Com uma diferença superior a 10% entre os dois adversários e em meio à abstenção extrema do eleitorado, a acirrada corrida presidencial de 2018 acabou com a vitória de Jair Bolsonaro. Em uma conversa com a Sputnik Brasil, a brasilianista e especialista em assuntos latino-americanos, professora titular da Universidade de Relações Internacionais de Moscou (MGIMO), Lyudmila Okuneva, chamou atenção ao número de pessoas que decidiram não manifestar apoio nem ao candidato de direita, nem ao petista Fernando Haddad.
A especialista também confessou ter se surpreendido com o pronunciamento da vitória do presidente eleito, onde falou muito sobre respeito à democracia e à Constituição, enquanto durante a corrida eleitoral "de fato tinha demonstrado desprezo" à lei principal.
"Primeiro pronunciamento dele faz reverência à democracia, à Constituição, a um Brasil próspero e a um Brasil grande. Tudo lá soou bem, nem dá para criticar. […] Ao mesmo tempo, um presidente que está chegando ao poder não pode falar algo do tipo — vou expulsar metade do país, claro que não", analisou Lyudmila Okuneva.
Isto, na opinião da brasilianista, pode ser um sinal do futuro abrandamento da retórica do chefe de Estado eleito com o seu encaixamento no sistema político brasileiro e existência de certos pesos e contrapesos no poder.
"Acredito que alguém o instruirá agora, me parece que quando ele estiver no establishment, quando começar a composição do governo […] aqui pode passar a ser muito corrigido. E, talvez, nesse caso, chegue ao poder um político comum, e todo mundo se pergunte: 'Por que o criticamos tanto?'. Isso também pode acontecer", avaliou a especialista à Sputnik.
Contudo, frisa a entrevistada, por enquanto é muito cedo para fazer quaisquer previsões. A única orientação evidente é a via neoliberal apresentada por Paulo Guedes, autor do programa econômico de Bolsonaro e provável ministro da Fazenda no novo governo. Outras "visões mais claras" só aparecerão no período de transição, que, segundo o presidente Temer, começou já a partir de hoje.
"Ele teria muito menos vantagem se tivesse participado dos debates, porque não estava preparado da mesma forma [que o adversário] e ele não sabe formular suas opiniões de modo tão bem como Haddad. Assim, foi mais vantajoso para ele travar uma campanha nas redes sociais, através de vídeos, do Twitter e de declarações mordazes e curtas", analisou.

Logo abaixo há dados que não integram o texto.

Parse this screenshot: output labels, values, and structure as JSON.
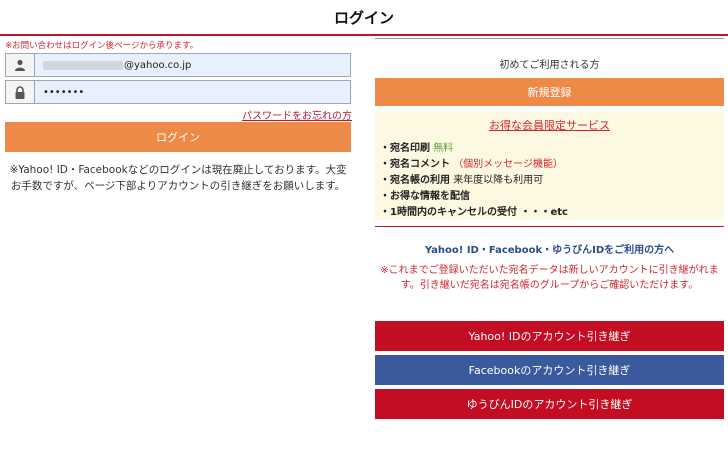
{
  "header": {
    "title": "ログイン"
  },
  "login": {
    "notice": "※お問い合わせはログイン後ページから承ります。",
    "email_visible": "@yahoo.co.jp",
    "password_masked": "•••••••",
    "forgot_link": "パスワードをお忘れの方",
    "login_button": "ログイン",
    "deprecated_text": "※Yahoo! ID・Facebookなどのログインは現在廃止しております。大変お手数ですが、ページ下部よりアカウントの引き継ぎをお願いします。"
  },
  "register": {
    "first_time_label": "初めてご利用される方",
    "register_button": "新規登録",
    "benefits_title": "お得な会員限定サービス",
    "benefits": {
      "b1_name": "・宛名印刷",
      "b1_extra": "無料",
      "b2_name": "・宛名コメント",
      "b2_extra": "（個別メッセージ機能）",
      "b3_name": "・宛名帳の利用",
      "b3_extra": "来年度以降も利用可",
      "b4_name": "・お得な情報を配信",
      "b5_name": "・1時間内のキャンセルの受付 ・・・etc"
    }
  },
  "transfer": {
    "title": "Yahoo! ID・Facebook・ゆうびんIDをご利用の方へ",
    "notice": "※これまでご登録いただいた宛名データは新しいアカウントに引き継がれます。引き継いだ宛名は宛名帳のグループからご確認いただけます。",
    "yahoo_button": "Yahoo! IDのアカウント引き継ぎ",
    "facebook_button": "Facebookのアカウント引き継ぎ",
    "yupin_button": "ゆうびんIDのアカウント引き継ぎ"
  },
  "colors": {
    "accent_orange": "#ee8a48",
    "brand_red": "#c30d23",
    "facebook_blue": "#3b5a9e",
    "benefits_bg": "#fdf8e2"
  },
  "icons": {
    "user": "user-icon",
    "lock": "lock-icon"
  }
}
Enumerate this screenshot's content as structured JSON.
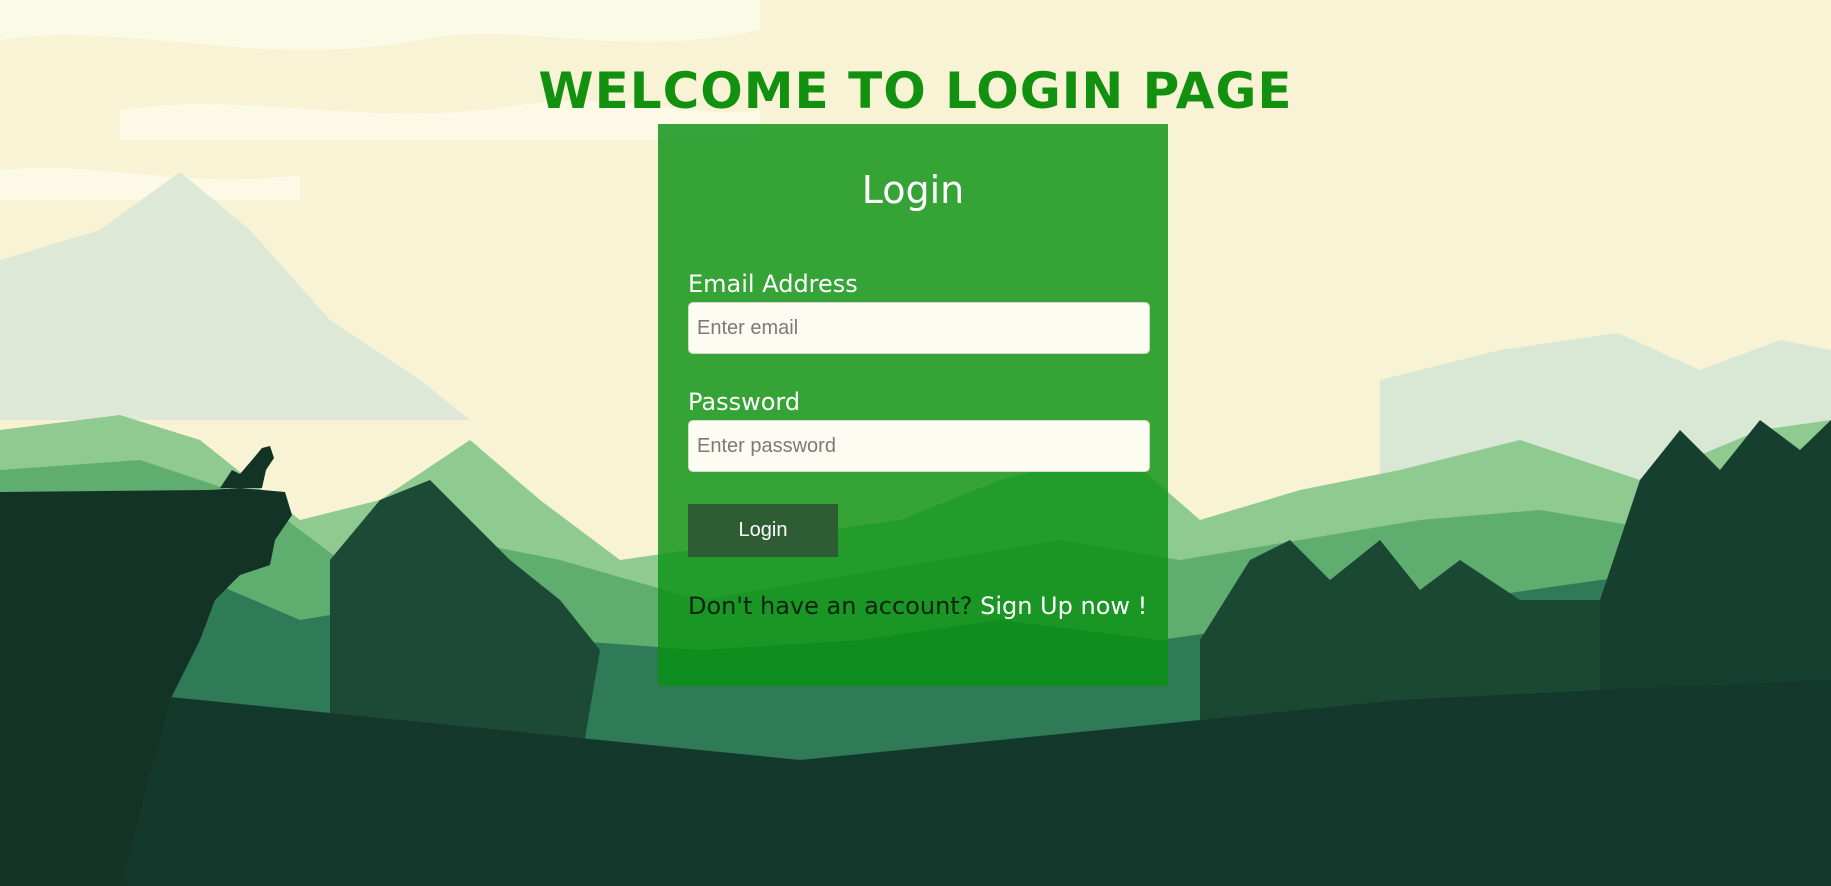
{
  "page": {
    "title": "WELCOME TO LOGIN PAGE"
  },
  "card": {
    "title": "Login",
    "email": {
      "label": "Email Address",
      "placeholder": "Enter email",
      "value": ""
    },
    "password": {
      "label": "Password",
      "placeholder": "Enter password",
      "value": ""
    },
    "submit_label": "Login",
    "signup_prompt": "Don't have an account?",
    "signup_link": "Sign Up now !"
  },
  "colors": {
    "title": "#12900f",
    "card_background": "#0a9114",
    "button": "#2e5d34",
    "sky": "#f8f3d4",
    "forest_dark": "#14382b"
  }
}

Quanto à "virada" falha do PT, a brasilianista destacou vários fatores — a escassez de tempo para promover Haddad, a fracassada aliança com os políticos de centro-direita e centro-esquerda e, evidentemente, uma "aversão enorme" para com o Partido dos Trabalhadores entre a população, na sequência de todos os escândalos de corrupção dos anos recentes.